How Enabling FCV on Sharded Clusters works

Cristi_Radan · September 15, 2020, 12:47pm

Hello,

I’m trying to understand how setting FCV on a sharded cluster works. Taking as an example version 4.0.
According to the documentation setting new FCV on a shared cluster is being done through a mongos instance.
I tried to check the code and found the following workflow:

FCV is triggered on mongos : mongo/cluster_set_feature_compatibility_version_cmd.cpp at 91e3352a1aa717674575fce3cc6edb2f279a4479 · mongodb/mongo · GitHub
mongos sends the command to config servers: mongo/cluster_set_feature_compatibility_version_cmd.cpp at 91e3352a1aa717674575fce3cc6edb2f279a4479 · mongodb/mongo · GitHub
config replicaset executes mongo/set_feature_compatibility_version_command.cpp at v4.0 · mongodb/mongo · GitHub
it does that through the block dedicated to config server: mongo/set_feature_compatibility_version_command.cpp at v4.0 · mongodb/mongo · GitHub
Within this block config will update to new FCV and trigger upgradeChunksHistory for each collection.
It will trigger the upgrade of FCV on each shard: mongo/set_feature_compatibility_version_command.cpp at v4.0 · mongodb/mongo · GitHub.
setting FCV on config replicaset.
===============================
As I understand from the above FCV is set on config replicaset after it was set on all shards.
Locks, at least in version 4.0 seem to be set only at individual replicaset level, correct?
Is this correct flow in case of a sharded cluster?

Thank you,
Cristian

Joe_Drumgoole · September 16, 2020, 4:33pm

Hi Cristian, why is important to know this. This is the kind of internal detail that is likely to change in future versions of MongoDB and shouldn’t make a difference to end users?

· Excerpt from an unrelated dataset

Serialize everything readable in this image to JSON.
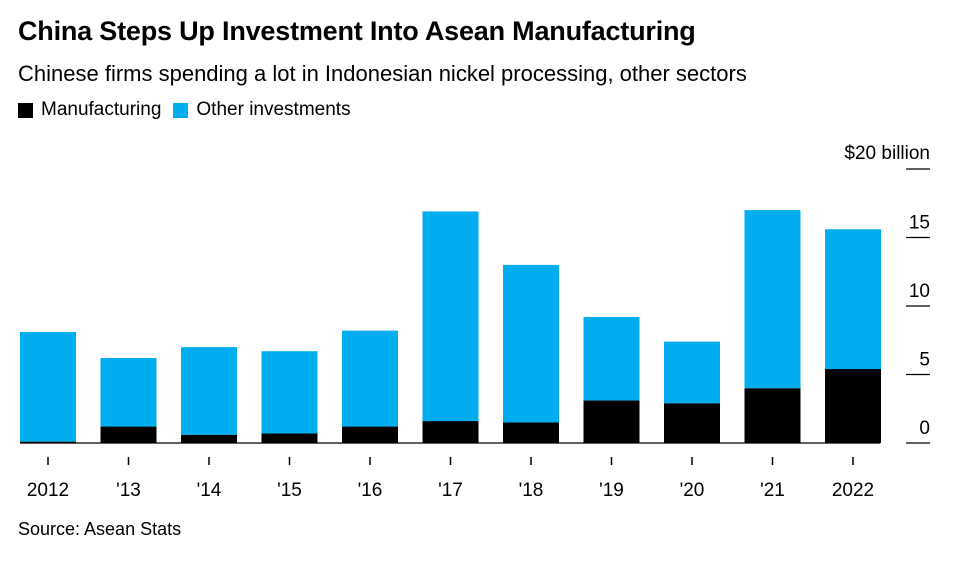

Cristi_Radan · September 22, 2020, 9:39am

Hi ,

Sorry for the late reply, I’ll try to give some context on why we’re interested how this works, especially for 4.0.
We have some very large clusters in PROD (over 20 shards / multiple databases and collections / config database having over 1M documents) . We’ve observed impact during setting FCV to 4.0 on such a cluster while the whole cluster “freezes” when cache chunks are refreshed on each shard.
I think that understanding this process, would help us seek/find a way to do this with minimum impact on the overall cluster. I hope to understand what would be the factors that can cause impact when setting FCV.

Thank you,
Cristian

Joe_Drumgoole · September 22, 2020, 10:20am

Hi Cristian, you should raise a SERVER ticket on jira.mongodb.org. Our core engineering team may have some answers.

Cristi_Radan · September 22, 2020, 10:48am

Thank you Joe.
I will do that.

Best Regards,
Cristian